So is all this good news for Russia and Putin? Yes and no. There were expectations in Russia that Ukrainian public opinion would cool down after the Maidan revolution and get over the damage inflicted by Russia when it annexed Crimea and supported separatism in Ukraine’s Donbass region. The hope was that Ukraine’s silent majority would find their voice at the secret ballot. The winner would not be a pro-Russian party nor the party of peace (this is tricky as long as there is no end in sight to the conflict in Donbass) but the party of geography. These are people who believe that Ukrainian politics should be built more on the country’s geographical position than on idealist aspirations. You can do everything possible to be European and as far from Russia as possible, but those wishes won’t magically transport Ukraine next door to Austria or Belgium. It will stay just where it is, next to Russia.
That change of mentality will be welcomed in Russia. Yet, in the longer run, Zelensky could prove a much less convenient opponent for the Kremlin than Poroshenko is. Putin projects himself as the leader of global populism, but at home he increasingly lacks the popular touch. Surrounded by circumspect technocrats and a close circle of billionaires, the president is the object of populist derision. Unknown spoiler candidates are already winning regional elections in Russia, and demand is building for a people’s candidate at the federal level.

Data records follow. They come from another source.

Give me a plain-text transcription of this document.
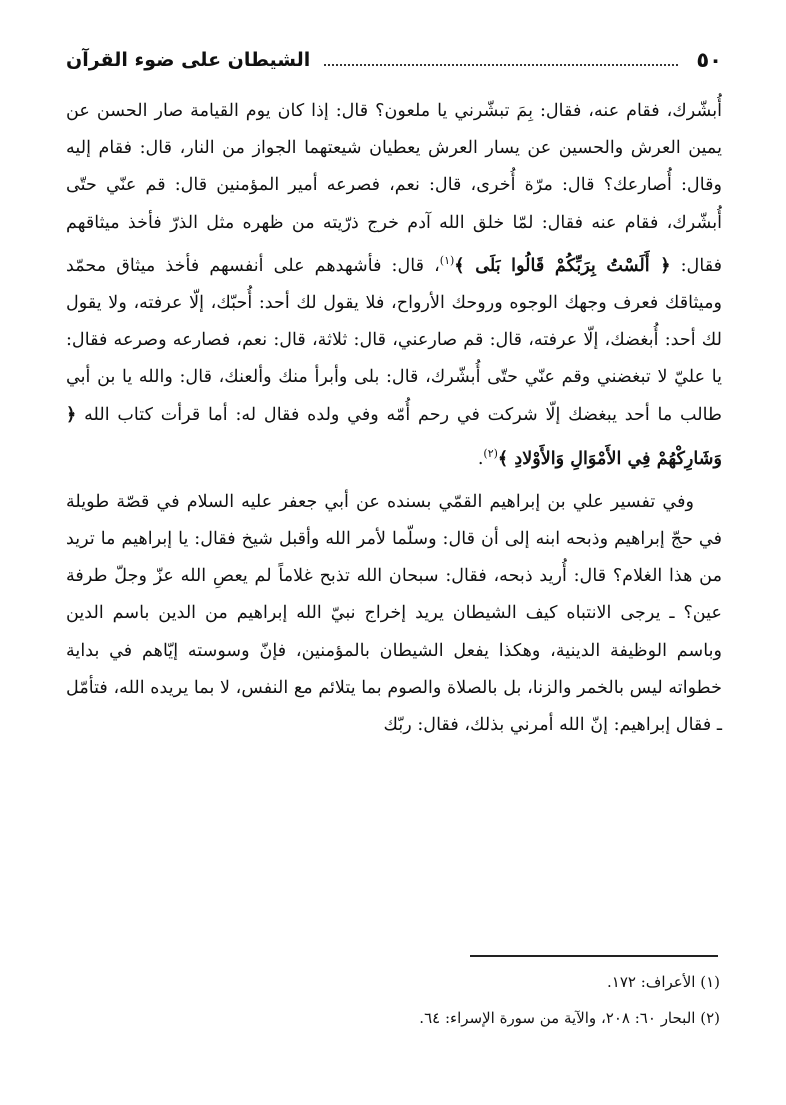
٥٠
الشيطان على ضوء القرآن

أُبشّرك، فقام عنه، فقال: بِمَ تبشّرني يا ملعون؟ قال: إذا كان يوم القيامة صار الحسن عن يمين العرش والحسين عن يسار العرش يعطيان شيعتهما الجواز من النار، قال: فقام إليه وقال: أُصارعك؟ قال: مرّة أُخرى، قال: نعم، فصرعه أمير المؤمنين قال: قم عنّي حتّى أُبشّرك، فقام عنه فقال: لمّا خلق الله آدم خرج ذرّيته من ظهره مثل الذرّ فأخذ ميثاقهم فقال: ﴿ أَلَسْتُ بِرَبِّكُمْ قَالُوا بَلَى ﴾$^{(١)}$، قال: فأشهدهم على أنفسهم فأخذ ميثاق محمّد وميثاقك فعرف وجهك الوجوه وروحك الأرواح، فلا يقول لك أحد: أُحبّك، إلّا عرفته، ولا يقول لك أحد: أُبغضك، إلّا عرفته، قال: قم صارعني، قال: ثلاثة، قال: نعم، فصارعه وصرعه فقال: يا عليّ لا تبغضني وقم عنّي حتّى أُبشّرك، قال: بلى وأبرأ منك وألعنك، قال: والله يا بن أبي طالب ما أحد يبغضك إلّا شركت في رحم أُمّه وفي ولده فقال له: أما قرأت كتاب الله ﴿ وَشَارِكْهُمْ فِي الأَمْوَالِ وَالأَوْلادِ ﴾$^{(٢)}$.

وفي تفسير علي بن إبراهيم القمّي بسنده عن أبي جعفر عليه السلام في قصّة طويلة في حجّ إبراهيم وذبحه ابنه إلى أن قال: وسلّما لأمر الله وأقبل شيخ فقال: يا إبراهيم ما تريد من هذا الغلام؟ قال: أُريد ذبحه، فقال: سبحان الله تذبح غلاماً لم يعصِ الله عزّ وجلّ طرفة عين؟ ـ يرجى الانتباه كيف الشيطان يريد إخراج نبيّ الله إبراهيم من الدين باسم الدين وباسم الوظيفة الدينية، وهكذا يفعل الشيطان بالمؤمنين، فإنّ وسوسته إيّاهم في بداية خطواته ليس بالخمر والزنا، بل بالصلاة والصوم بما يتلائم مع النفس، لا بما يريده الله، فتأمّل ـ فقال إبراهيم: إنّ الله أمرني بذلك، فقال: ربّك

(١) الأعراف: ١٧٢.

(٢) البحار ٦٠: ٢٠٨، والآية من سورة الإسراء: ٦٤.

Poroshenko’s Ukraine, a hostile country that has turned its back on Russia to look toward NATO, was a useful bogeyman for Russian domestic politics, an example of what route not to follow. Under a President Zelensky, Ukraine would go from being a foreign-policy problem for Russia to becoming a domestic one. An amiable, fresh young president with a sense of humor, who is focused on domestic issues, would become—in the eyes of an indeterminately large proportion of Russians—an alternative to Putin. To ward this off, Putin will have to attack Zelensky from the same positions that his enemy Poroshenko has taken: as a comedian, the oligarchs’ stooge, an inexperienced politician. But attacking him won’t be so easy. After all, the man likely to be Ukraine’s next president is the favored choice of the Russian-speaking voters, who are tired of the enmity between Ukraine and Russia.